Cet été, Contexte invite ses lecteurs à refaire le monde en compagnie d’une personnalité et d’un chroniqueur. L’acteur et animateur Marc Labrèche et Yves Boisvert ont multiplié les échanges autour d’une table de ping-pong. Une conversation animée sur le temps qui passe, l’art, la famille et ce qui compte, finalement.

Marc Labrèche a suggéré « ping-pong ». Je n’ai pas hésité une seconde. Comme lui, j’ai vécu quelques-uns de mes meilleurs moments athlétiques adolescents à faire rebondir la boule blanche.

Nous avons rendez-vous à la table publique sous le viaduc de la rue Notre-Dame, à Montréal. Il a en main deux raquettes rouges flambant neuves. Oh, le bel objet ! Surface luisante et adhésive, pour un maximum d’effet ; mousse suffisamment absorbante pour se défendre contre un smash, mais avec assez de fermeté pour un retour d’énergie fulgurant.

Il n’a pas vraiment joué depuis ses années de pensionnat au collège de Rigaud. Moi non plus, d’ailleurs. Mais au premier « ping », je me suis revu dans la salle des pongistes en secondaire I, quand mon ami le grand Chaput s’est fait mettre dans une poubelle par des secondaires V.

On était jeunes et baveux, et une loi immuable fait en sorte que quand la colère des aînés s’abat, c’est toujours le plus grand qui paie.

« Qu’est-ce que tu fais avec de belles raquettes comme ça, si tu ne joues plus ? »

PHOTO MARCO CAMPANOZZI, LA PRESSE

Yves Boisvert joue au ping-pong avec Marc Labrèche.

Il m’explique attendre fébrilement de préparer le garage de sa nouvelle maison pour y installer une table. Car Marc Labrèche est toujours en train de déménager, emménager, redéménager.

Il est maintenant en Montérégie, dans l’ancienne maison de Pierre Curzi et Marie Tifo.

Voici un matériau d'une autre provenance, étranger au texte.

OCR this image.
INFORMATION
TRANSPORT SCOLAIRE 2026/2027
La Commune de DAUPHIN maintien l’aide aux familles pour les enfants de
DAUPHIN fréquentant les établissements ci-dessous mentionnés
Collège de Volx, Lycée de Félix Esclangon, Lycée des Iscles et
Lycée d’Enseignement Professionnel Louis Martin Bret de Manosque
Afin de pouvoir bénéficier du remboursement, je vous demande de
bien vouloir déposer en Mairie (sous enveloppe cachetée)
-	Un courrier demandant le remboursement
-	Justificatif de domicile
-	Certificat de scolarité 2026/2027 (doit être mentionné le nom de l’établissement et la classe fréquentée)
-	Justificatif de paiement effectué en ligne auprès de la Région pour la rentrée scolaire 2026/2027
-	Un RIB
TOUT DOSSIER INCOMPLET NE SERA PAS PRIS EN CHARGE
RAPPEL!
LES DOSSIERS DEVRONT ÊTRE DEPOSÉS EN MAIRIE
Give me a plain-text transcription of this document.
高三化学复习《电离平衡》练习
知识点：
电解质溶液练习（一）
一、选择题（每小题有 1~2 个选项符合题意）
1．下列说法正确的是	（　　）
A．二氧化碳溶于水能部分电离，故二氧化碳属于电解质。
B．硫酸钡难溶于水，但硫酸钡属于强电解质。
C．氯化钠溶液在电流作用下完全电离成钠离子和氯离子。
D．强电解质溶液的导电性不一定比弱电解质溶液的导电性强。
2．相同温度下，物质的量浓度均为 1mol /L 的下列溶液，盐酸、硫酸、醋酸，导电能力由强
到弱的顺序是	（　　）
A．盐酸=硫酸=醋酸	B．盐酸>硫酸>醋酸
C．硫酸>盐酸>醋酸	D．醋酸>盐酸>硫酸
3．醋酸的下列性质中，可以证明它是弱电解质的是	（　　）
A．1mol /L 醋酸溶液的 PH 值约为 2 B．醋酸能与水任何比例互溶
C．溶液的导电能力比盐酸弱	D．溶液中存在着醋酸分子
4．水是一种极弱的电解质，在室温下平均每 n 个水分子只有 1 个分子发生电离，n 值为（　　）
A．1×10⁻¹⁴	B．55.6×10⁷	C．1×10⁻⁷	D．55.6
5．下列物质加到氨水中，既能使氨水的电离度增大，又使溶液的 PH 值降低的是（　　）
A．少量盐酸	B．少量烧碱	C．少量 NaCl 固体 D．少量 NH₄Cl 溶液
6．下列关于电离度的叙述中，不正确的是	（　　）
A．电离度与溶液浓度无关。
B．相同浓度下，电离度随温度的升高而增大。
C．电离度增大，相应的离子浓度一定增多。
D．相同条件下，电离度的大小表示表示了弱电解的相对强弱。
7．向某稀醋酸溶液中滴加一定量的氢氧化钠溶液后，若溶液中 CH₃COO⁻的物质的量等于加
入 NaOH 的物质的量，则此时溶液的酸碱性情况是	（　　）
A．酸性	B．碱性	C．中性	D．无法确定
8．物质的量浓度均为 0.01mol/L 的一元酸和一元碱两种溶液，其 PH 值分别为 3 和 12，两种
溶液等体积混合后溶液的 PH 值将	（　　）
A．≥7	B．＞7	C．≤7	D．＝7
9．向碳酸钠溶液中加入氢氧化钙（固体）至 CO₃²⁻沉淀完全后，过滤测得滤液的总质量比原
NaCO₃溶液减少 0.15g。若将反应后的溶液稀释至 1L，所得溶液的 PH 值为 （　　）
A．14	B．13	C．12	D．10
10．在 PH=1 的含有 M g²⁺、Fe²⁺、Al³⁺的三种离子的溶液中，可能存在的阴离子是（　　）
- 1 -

« Mes enfants font des paris sur le nombre d’années où je vais rester là... Je ne sais pas d’où ça me vient, ce besoin de bouger. Peut-être du temps où mes parents se sont séparés. J’habitais avec ma mère, qui voltigeait d’un endroit à l’autre. Mais peut-être aussi le fait d’avoir été pensionnaire. »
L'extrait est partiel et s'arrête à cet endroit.